Thanks to contextvars, LogContext is more clever than a global dict, it's a kind of global context but specific for each tread or for each coroutine.

Here is a good introduction about contextvars.

You can considerer that LogContext is just a light wrapper on contextvars.

(3) At the logger instantiation

from stlog import setup, getLogger

# Set default configuration
setup()

# Get a logger with some context
my_logger = getLogger("myloggername", request="foo", id=123456)

# log something
my_logger.warning("this is a warning")

# log something with some extra context
my_logger.critical("this is a critical", xtr="foobar")

rich output

(4) At the logger log call

from stlog import setup, getLogger

# Set default configuration
setup()

# Get a logger
my_logger = getLogger("myloggername")

# log something with some extra context
my_logger.critical("this is a critical", request="foo", id=123456)

rich output

Using the logger

The stlog.Logger is only an adapter on the python standard Logger.
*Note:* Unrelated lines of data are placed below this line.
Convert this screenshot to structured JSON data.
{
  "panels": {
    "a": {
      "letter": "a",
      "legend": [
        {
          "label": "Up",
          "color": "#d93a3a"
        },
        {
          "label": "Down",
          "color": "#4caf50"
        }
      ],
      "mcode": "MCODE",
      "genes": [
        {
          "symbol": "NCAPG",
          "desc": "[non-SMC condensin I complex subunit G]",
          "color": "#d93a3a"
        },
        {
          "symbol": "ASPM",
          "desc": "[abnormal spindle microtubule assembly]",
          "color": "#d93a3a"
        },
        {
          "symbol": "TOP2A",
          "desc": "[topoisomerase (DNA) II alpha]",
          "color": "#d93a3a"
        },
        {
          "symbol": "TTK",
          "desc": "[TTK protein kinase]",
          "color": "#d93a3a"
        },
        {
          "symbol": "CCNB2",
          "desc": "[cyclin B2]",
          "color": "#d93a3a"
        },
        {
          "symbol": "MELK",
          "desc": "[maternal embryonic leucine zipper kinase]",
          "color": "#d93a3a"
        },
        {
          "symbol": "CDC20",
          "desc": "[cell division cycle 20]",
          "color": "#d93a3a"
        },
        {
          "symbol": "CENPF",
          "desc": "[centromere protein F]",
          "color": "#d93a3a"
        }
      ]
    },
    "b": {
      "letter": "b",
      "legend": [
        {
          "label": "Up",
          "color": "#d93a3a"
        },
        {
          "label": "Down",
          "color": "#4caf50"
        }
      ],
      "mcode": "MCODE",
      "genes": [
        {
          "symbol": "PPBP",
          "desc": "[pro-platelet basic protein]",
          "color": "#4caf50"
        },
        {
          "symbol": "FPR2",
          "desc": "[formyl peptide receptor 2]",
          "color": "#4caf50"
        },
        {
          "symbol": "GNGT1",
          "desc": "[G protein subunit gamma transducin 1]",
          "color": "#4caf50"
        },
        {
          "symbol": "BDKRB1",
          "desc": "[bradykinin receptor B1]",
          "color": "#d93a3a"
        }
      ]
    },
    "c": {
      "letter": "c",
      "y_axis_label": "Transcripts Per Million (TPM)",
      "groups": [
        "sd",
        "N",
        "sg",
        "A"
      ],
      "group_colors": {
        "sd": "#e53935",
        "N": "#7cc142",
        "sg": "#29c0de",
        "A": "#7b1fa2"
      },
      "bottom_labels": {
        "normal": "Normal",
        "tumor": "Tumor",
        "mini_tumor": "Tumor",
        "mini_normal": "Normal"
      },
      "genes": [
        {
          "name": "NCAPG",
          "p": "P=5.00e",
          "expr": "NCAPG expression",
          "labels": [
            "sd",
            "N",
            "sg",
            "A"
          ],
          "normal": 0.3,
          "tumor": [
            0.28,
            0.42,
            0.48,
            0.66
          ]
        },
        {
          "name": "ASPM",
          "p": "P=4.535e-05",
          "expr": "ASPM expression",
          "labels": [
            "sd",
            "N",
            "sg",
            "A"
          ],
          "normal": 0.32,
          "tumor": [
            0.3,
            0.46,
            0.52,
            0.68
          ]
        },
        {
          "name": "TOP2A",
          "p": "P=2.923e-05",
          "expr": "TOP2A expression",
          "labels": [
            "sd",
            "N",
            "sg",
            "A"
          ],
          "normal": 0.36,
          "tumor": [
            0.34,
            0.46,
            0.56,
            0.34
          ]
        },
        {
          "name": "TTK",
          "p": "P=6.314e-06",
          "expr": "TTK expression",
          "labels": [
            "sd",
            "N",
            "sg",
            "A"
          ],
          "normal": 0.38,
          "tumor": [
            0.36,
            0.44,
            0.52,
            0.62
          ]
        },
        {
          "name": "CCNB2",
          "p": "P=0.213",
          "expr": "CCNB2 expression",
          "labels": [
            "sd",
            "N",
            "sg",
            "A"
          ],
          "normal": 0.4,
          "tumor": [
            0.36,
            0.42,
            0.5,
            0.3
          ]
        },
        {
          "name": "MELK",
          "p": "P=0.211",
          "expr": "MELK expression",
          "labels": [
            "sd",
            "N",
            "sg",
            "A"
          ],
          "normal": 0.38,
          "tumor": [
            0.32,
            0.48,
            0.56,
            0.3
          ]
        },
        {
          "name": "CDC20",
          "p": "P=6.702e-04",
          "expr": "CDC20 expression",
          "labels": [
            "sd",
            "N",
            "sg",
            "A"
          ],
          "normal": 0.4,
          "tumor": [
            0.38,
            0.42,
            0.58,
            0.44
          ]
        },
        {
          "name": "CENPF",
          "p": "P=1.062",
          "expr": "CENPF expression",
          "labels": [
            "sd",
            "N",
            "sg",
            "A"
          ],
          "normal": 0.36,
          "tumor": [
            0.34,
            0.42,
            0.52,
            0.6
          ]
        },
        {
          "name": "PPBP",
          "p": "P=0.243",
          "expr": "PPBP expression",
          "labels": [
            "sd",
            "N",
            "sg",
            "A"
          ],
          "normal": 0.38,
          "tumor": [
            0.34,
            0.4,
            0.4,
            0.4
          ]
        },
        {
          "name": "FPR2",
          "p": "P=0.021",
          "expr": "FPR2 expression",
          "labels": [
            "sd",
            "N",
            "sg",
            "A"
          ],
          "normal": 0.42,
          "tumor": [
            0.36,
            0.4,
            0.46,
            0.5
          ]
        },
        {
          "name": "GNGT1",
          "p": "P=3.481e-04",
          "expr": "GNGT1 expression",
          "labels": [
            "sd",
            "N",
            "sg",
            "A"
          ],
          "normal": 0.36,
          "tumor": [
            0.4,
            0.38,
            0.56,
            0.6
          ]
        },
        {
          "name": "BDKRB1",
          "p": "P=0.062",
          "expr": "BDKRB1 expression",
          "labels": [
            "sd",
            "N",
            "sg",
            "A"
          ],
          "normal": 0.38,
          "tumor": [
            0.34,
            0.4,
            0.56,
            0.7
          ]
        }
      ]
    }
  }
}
So you can use it as a drop in replacement.

The only thing you get is the ability to pass some extra kwargs as key/values.

from stlog import setup, getLogger

# Set default configuration
setup(level="DEBUG")

# Get a logger
my_logger = getLogger("myloggername")

my_logger.debug("Classic example with %s", "positional arguments")
my_logger.info(
    "Example with both *args (%s, %s) and **kwargs",
    "foo",
    "bar",
    foo="bar",
    foo2="bar2",
)
try:
    1 / 0
except Exception:
    # Note: exc_info is a reserved kwargs on python standard logger
    my_logger.warning("this is a warning with exc_info=True", exc_info=True)

# Note: extra is a reserved kwargs on python standard logger
# to provide some structured logging features
# (=> we recommand to use classic **kwargs instead)
my_logger.error(
    "Using a standard extra",
    foo="bar",
    foo2="bar2",
    extra={"foo3": "bar3", "foo4": "bar4"},
)

rich output

API reference

The public API of the library is available here: API reference.

Public API

Only what is documented on this previous link is considered as a part of the public API So, if it is not documented, it's a part of the private API (and it can change at any time).